The endoplasmic reticulum (ER) is the primary subcellular organelle where proteins are synthesized and folded. When the homeostasis of the ER is disturbed, unfolded or misfolded proteins accumulate in the ER lumen, resulting in ER stress. In response to ER stress, cells activate a set of tightly controlled regulatory programs, known as the unfolded protein response (UPR), to restore the normal function of the ER. However, if ER stress is sustained and the adaptive UPR fails to eliminate unfolded/misfolded proteins, apoptosis will occur to remove the stressed cells. In recent years, a large body of studies has shown that ER stress-induced apoptosis is implicated in numerous human diseases, such as diabetes and neurogenerative diseases. Moreover, emerging evidence supports a role of ER stress in retinal apoptosis and cell death in blinding disorders such as age-related macular degeneration and diabetic retinopathy. In the present review, we summarize recent progress on ER stress and apoptosis in retinal diseases, focusing on various proapoptotic and antiapoptotic pathways that are activated by the UPR, and discuss how these pathways contribute to ER stress-induced apoptosis in retinal cells.

Figure 1

Signaling pathways of the UPR. Accumulation of unfolded proteins in ER lumen results in the ER stress. In response to ER stress, Bip dissociates from ER stress transducers and binds to unfolded and misfolded proteins, resulting in the activation of ER stress transducers- IRE1, PERK and ATF6. Upon activation, IRE1 splices the mRNA of XBP1, and produces an active transcription factor named spliced XBP1 (XBP1-S), which upregulates ER chaperones and proteins implicated in the ER-associated protein degradation (ERAD). In addition, IRE1 recruits TRAF2 and ASK1, resulting in JNK activation. The activation of PERK increases phosphorylation of eIF2α, leading to a global attenuation of protein synthesis and a concomitant increase in ATF4 translation. In turn, ATF4 induces CHOP, a proapoptotic transcription factor. After the dissociation of Bip, ATF6 translocates to Golgi apparatus, where it is activated by proteolysis. Activated ATF6 transcriptionally induces ERAD genes and upregulates CHOP expression.

Figure 2

ER stress-associated apoptotic pathways in retinal diseases.
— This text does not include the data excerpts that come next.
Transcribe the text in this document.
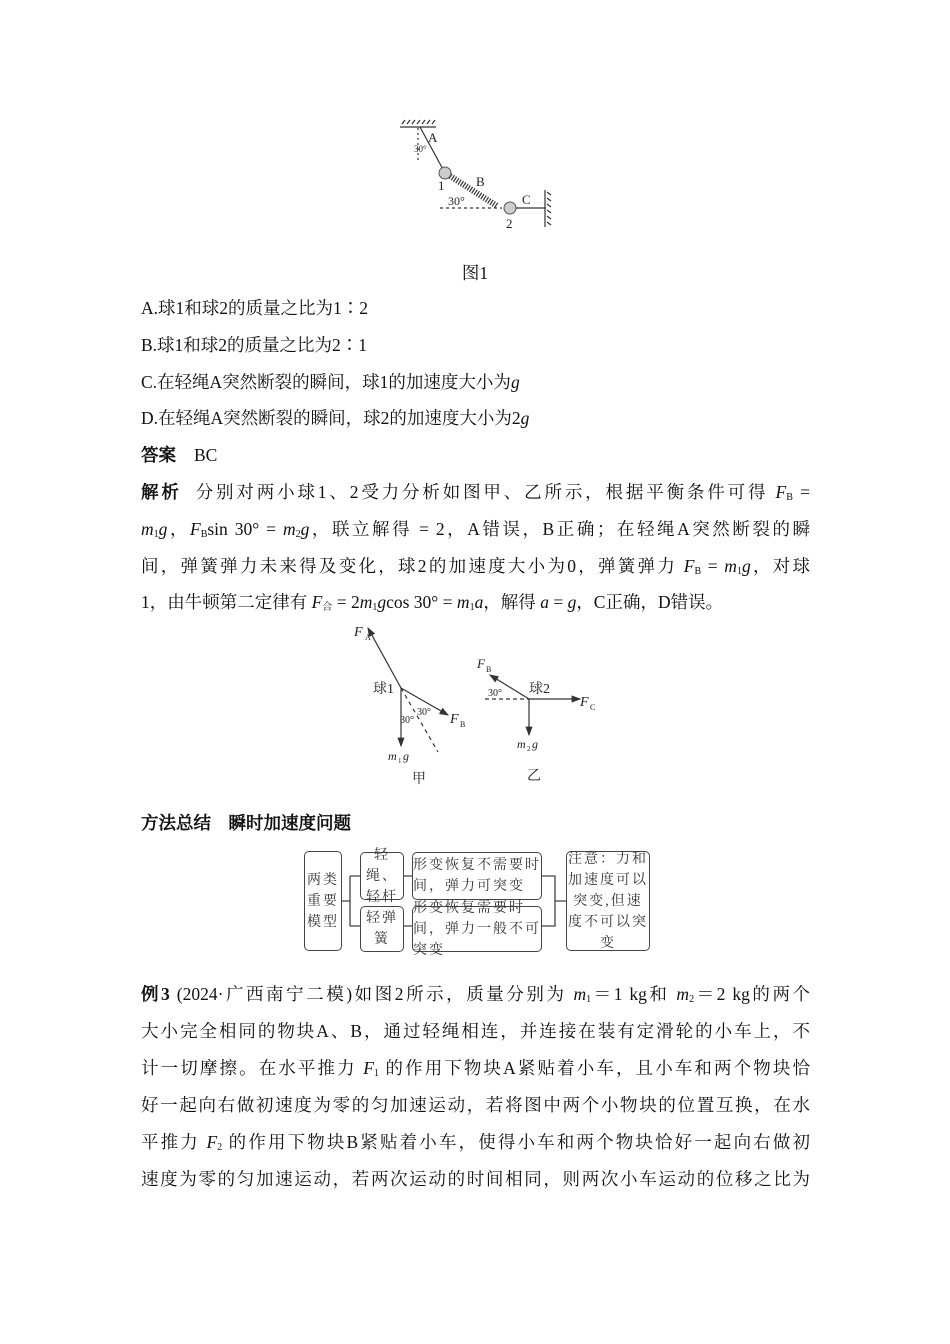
A
30°
B
1
30°	C
2
图1
A.球1和球2的质量之比为1∶2
B.球1和球2的质量之比为2∶1
C.在轻绳A突然断裂的瞬间，球1的加速度大小为g
D.在轻绳A突然断裂的瞬间，球2的加速度大小为2g
答案 BC
解析 分别对两小球1、2受力分析如图甲、乙所示，根据平衡条件可得 $F_B$ =
$m_1g$，$F_B\sin$ $30^\circ = m_2g$，联立解得 = 2，A错误，B正确；在轻绳A突然断裂的瞬
间，弹簧弹力未来得及变化，球2的加速度大小为0，弹簧弹力 $F_B = m_1g$，对球
1，由牛顿第二定律有 $F_合 = 2m_1gcos$ $30^\circ = m_1a$，解得 a = g，C正确，D错误。
F A
球1
30°
30° F B
m 1 g
甲
F B
30° 球2
F C
m 2 g
乙
方法总结　瞬时加速度问题
两类重要模型
轻绳、轻杆
形变恢复不需要时间，弹力可突变
轻弹簧
形变恢复需要时间，弹力一般不可突变
注意：力和加速度可以突变,但速度不可以突变
例3 (2024·广西南宁二模)如图2所示，质量分别为 $m_1=1$ kg和 $m_2=2$ kg的两个
大小完全相同的物块A、B，通过轻绳相连，并连接在装有定滑轮的小车上，不
计一切摩擦。在水平推力 $F_1$ 的作用下物块A紧贴着小车，且小车和两个物块恰
好一起向右做初速度为零的匀加速运动，若将图中两个小物块的位置互换，在水
平推力 $F_2$ 的作用下物块B紧贴着小车，使得小车和两个物块恰好一起向右做初
速度为零的匀加速运动，若两次运动的时间相同，则两次小车运动的位移之比为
A variety of pathogenic factors in chronic retinal degenerative diseases (e.g., age-related macular degeneration, glaucomatous retinopathy and diabetic retinopathy), including aging, oxidative stress, hypoxia, inflammatory factors, and hyperglycemia and others, can disturb ER function and compromise the adaptive UPR, resulting in persistent ER stress in retinal cells. This leads to sustained activation of the ATF4/CHOP pathway and the IRE1/TRAF2/ASK/JNK pathway. Both JNK and CHOP attenuate the function of the pro-survival factor Bcl-2, but enhances the activity of proapoptotic Bcl-2 proteins such as Bim, Bax, and PUMA, resulting in mitochondrial dysfunction and cytochrome c release. In addition, caspase-12 is activated during ER stress, which sequentially activates caspase-7 and/or caspase-3, leading to mitochondria-independent apoptosis.